Many feel the need of becoming truly religious; they mean to be, and they set themselves to work for it in some way. Perhaps they set themselves to serve God, but have no right idea of what it is to be truly religious. Hence, we find so few who seem, in their own experience, to know the deep power of the gospel. Ah, the deep foundations of their selfishness are not broken up. They have never been made conformable to Christ's death. Hence, the difference between this class and those who are utterly cut down and slain by the law--then raised from the dead to a new life in Christ.
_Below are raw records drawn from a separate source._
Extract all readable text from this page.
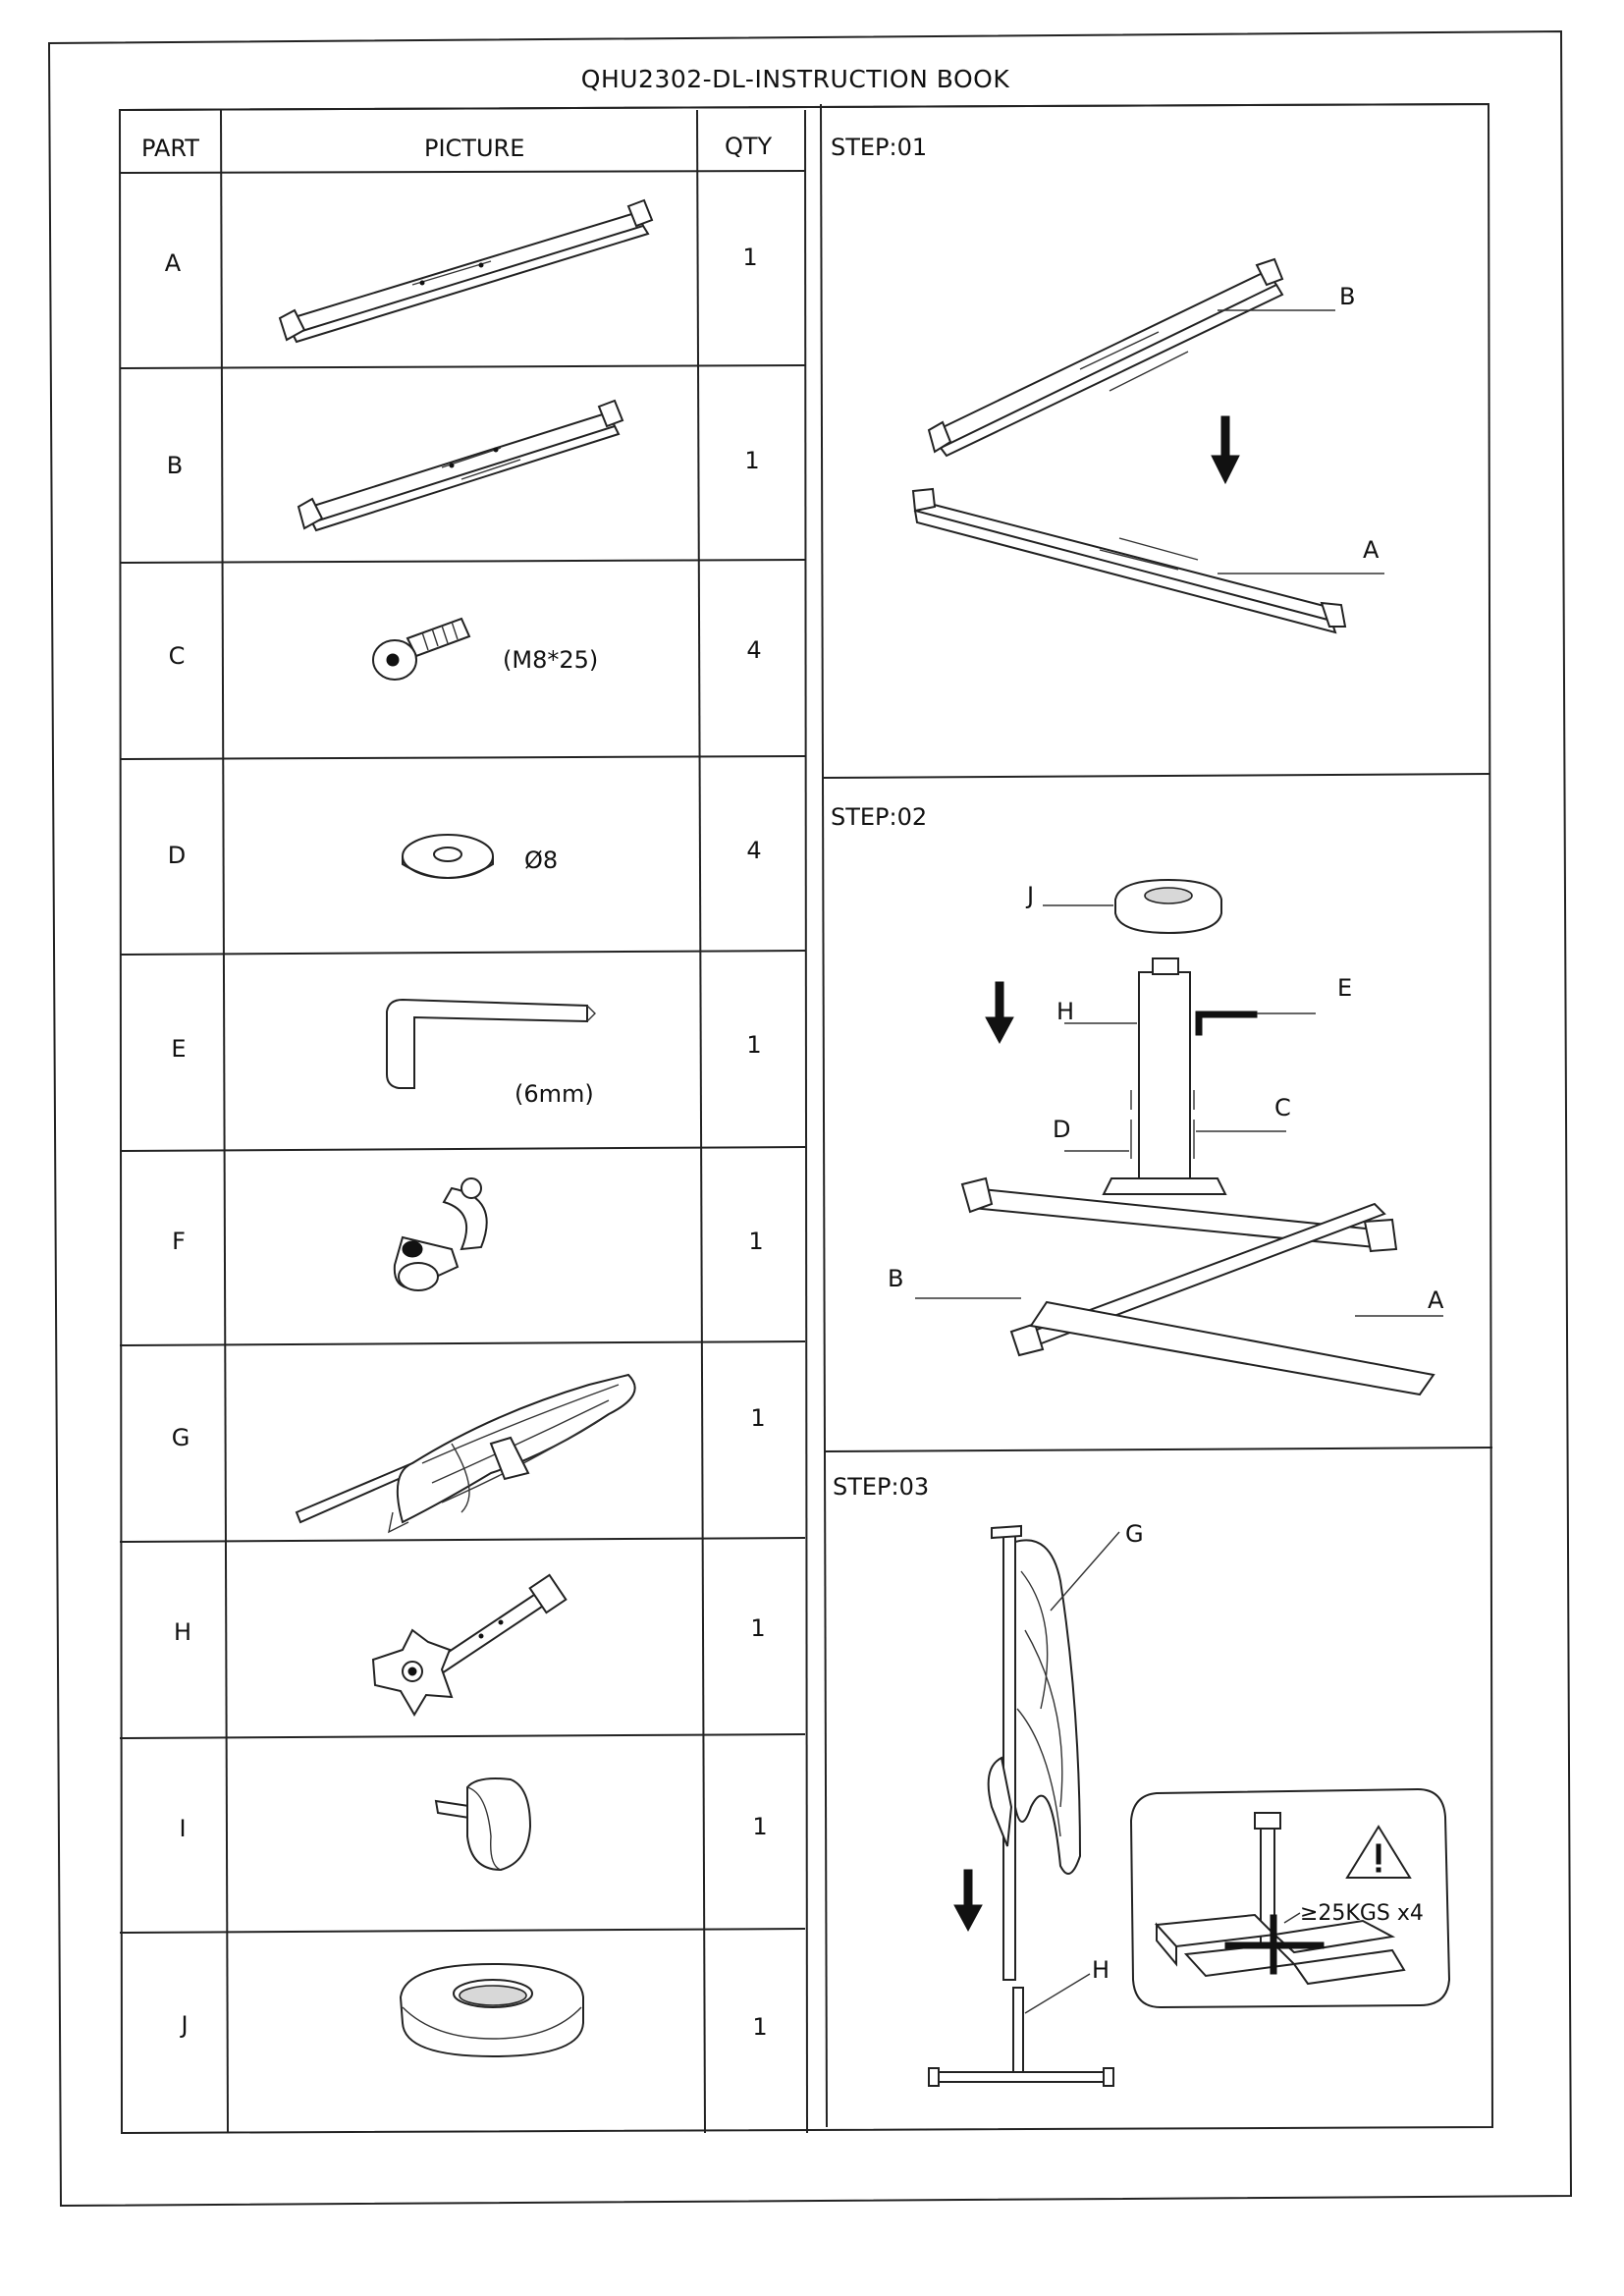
QHU2302-DL-INSTRUCTION BOOK
PART	PICTURE	QTY
A
B
C
D
E
F
G
H
I
J
1
1
4
4
1
1
1
1
1
1
(M8*25)
Ø8
(6mm)
STEP:01
B
A
STEP:02
J
H
E
D
C
B
A
STEP:03
G
H
≥25KGS x4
When the sinner is truly convicted of sin, the way opens before him, and the first conditions are fulfilled for his free pardon. Now, he has new apprehensions of God's law--of its great spirituality. But it is not enough to know this; another lesson yet remains. I am glad to see you cut down under thorough conviction, but you must also learn not to fly in the face of that fiery law for salvation! Sinner, professed Christian, do you know how you are to be saved? You need not make any atonement; you need not suffer and toil to work up an atonement; no need of this at all. In my own first convictions, I said, under my great sorrow--I shall have to bear a great deal of this, I have been a sinner so long; I shall have to be nearly killed before I can be saved. Ah, how mistaken! God wants no such atonement--no such suffering of you. The atonement is all made, ready to your hands! Do you understand that no works, or prayers, or tears of your own can do anything for you towards an atonement, and towards constituting a ground of your acceptance before God? God himself has provided the lamb for the offering. Now come, as the ancient Jew came, and lay your hand on that dear sacrifice, and there confess your sins. The vail of the great temple is rent away, and you may enter the inner sanctuary; may come quite to the mercy-seat and lay your own hand on the head of the victim that takes away the sin of the world. Will you come?

* Original has -- He.

Ý Original has a quotation mark before the word -- to.